Which hopefully illustrates the main problem with shopping second-hand, viz: the unpredictability. Many’s the time I’ve been heartbroken after finding a wonderful article of clothing, only to discover that it’s just a weense too big or too small for comfort. (The latter is particularly dangerous, as it tends to lead to fantasies of immediate weight loss in order to jusify the purchase of a ten-year-old dress with a torn hem and ciarette burns on the shoulder straps. Sense, schmense: it’s the principle of the thing.) Which isn’t to say that I’ve never found a perfect bargain treasure (eight dollars for a leather jacket!), but when it comes to hunting down specific items, you might as well be randomly trawling the Pacific Ocean for that message in a bottle your Auntie Agnes set adrift from Bondi Beach in 1937. The cardinal rule of women’s fashion, as related to me by my mother circa age nine, is to Never Walk In Knowing What You Want, because doing so will automatically guarantee every shop within driving radius not to have it, especially if it’s a plain black swimming cozzie that doesn’t make you look like a walrus – and however true this is of normal shopping, it is about a quadrillion times more so of second-handing.

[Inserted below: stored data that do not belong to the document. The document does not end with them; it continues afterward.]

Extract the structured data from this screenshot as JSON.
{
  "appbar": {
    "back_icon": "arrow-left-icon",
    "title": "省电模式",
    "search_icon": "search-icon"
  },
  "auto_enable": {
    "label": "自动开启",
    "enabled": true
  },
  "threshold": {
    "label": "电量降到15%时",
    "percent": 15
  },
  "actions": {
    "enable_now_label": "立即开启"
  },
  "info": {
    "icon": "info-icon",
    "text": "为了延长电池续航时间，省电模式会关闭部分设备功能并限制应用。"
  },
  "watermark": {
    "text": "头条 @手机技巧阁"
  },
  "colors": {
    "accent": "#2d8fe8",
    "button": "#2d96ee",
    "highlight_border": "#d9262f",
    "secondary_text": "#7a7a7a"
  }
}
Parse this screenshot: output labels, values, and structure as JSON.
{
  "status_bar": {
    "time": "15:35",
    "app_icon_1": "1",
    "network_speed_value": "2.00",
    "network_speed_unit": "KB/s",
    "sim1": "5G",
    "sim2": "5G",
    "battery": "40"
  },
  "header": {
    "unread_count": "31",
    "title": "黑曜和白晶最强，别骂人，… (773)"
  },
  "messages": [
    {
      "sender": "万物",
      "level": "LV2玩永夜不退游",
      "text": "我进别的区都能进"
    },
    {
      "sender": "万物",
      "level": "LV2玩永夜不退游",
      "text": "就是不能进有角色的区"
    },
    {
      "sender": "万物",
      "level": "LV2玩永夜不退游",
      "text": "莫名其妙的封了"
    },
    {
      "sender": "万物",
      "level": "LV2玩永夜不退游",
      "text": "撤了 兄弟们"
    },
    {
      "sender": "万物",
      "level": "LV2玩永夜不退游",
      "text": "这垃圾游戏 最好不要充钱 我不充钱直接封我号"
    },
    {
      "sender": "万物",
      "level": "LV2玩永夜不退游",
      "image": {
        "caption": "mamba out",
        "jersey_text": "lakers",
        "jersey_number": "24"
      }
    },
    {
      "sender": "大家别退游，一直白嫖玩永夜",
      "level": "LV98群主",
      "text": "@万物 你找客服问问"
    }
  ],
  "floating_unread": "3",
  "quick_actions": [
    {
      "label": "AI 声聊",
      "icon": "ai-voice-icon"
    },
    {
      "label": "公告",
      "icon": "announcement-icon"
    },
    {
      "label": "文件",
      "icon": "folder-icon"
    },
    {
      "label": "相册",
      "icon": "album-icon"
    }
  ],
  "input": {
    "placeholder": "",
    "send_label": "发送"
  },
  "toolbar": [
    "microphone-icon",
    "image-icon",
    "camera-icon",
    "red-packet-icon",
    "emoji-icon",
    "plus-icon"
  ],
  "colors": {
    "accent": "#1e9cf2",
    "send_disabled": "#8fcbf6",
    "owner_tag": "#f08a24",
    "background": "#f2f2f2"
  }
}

Take, for instance, today’s quest for a plain, brown top with long sleeves that one might wear under various t-shirts or singlety things in a bid to stave off the cold Scottish winds without actually cocooning oneself in a series of anoraks. When nothing was doing at the first three shops, I abandoned reason and ended up in a fourth trying on a pair of what promised to be size 14 bootcut corduroy pants and a greenish, satiny sort of hidden-clasps-that-do-up-at-the-front Raph Lauren shirt purporting to be a ‘medium’, whatever that means, though presumaby not that the shirt possessed an innate ability to commune with the spirits of the deceased. Absconding to the changing cubicle to try on my finds, the following problems soon became immediately apparent:

1. the definition of ‘size 14’ as promised by the pants did not in any way fit with reality, unless you happen to believe that buttocks are optional; and

2. that Ralph Lauren, bless his cotton socks, has apparently only had breasts described to him third-hand, thus precipitating the creation of a garment which, despite featuring the type of curving, low-but-not-too-low-cut neckline favoured by women of average bosom, was categorically too small to accomodate anything larger than a golf ball, or maybe half a lemon.

Now, admittedly, I am no longer the same undernourished sylph I was at the start of university, before a disposable income and close proximity to an all-night pide, pizza and kebab shop wrought their carbohydrate-laden magics upon my person, but neither am I particularly large. And yet, when it comes to finding a pair of pants that can actually accomodate my legs, I might as well be inquiring after the pricing and availability of unicorn steaks at the local butcher. (One has documented the phenomenon of Impossible Pants quite closely this past decade, and does in fact remember the point at which the Pants Conspiracy first reared its head, viz: with the introduction of teeny-tiny pant zippers that are approximately the length of a pinky finger back in 2005,  a trend which has not so much flourished as exercised a lantana-like stranglehold on the fashion industry ever since. Used in conjunction with skinny-leg jeans and bikini-cut everything, those of us with hips wider than the average dinner plate and any sort of padding in the arseular regions have found it nigh on im-bloody-possible to buy a pair of pants that actually fits for any price less than three-hundred and sixty-five trillion dollars and three Faberge eggs, or put another way, to buy any pants AT ALL.) And if you’ve got breasts above an A-cup and want to wear a fitted top? GET RIGHT OUT.

Faced by such impossible circumstances, what else is a sensible author to do but purchase a banana-and-peanut-butter-flavoured cupcake and retire to the internet for solace and ranting?

P.S. Bonus points to any reader who drew a connection between the style and content of this blog and the fact that I’ve recently reread the collected columns of Kaz Cooke, more of whom later. Now there was a lady with sense!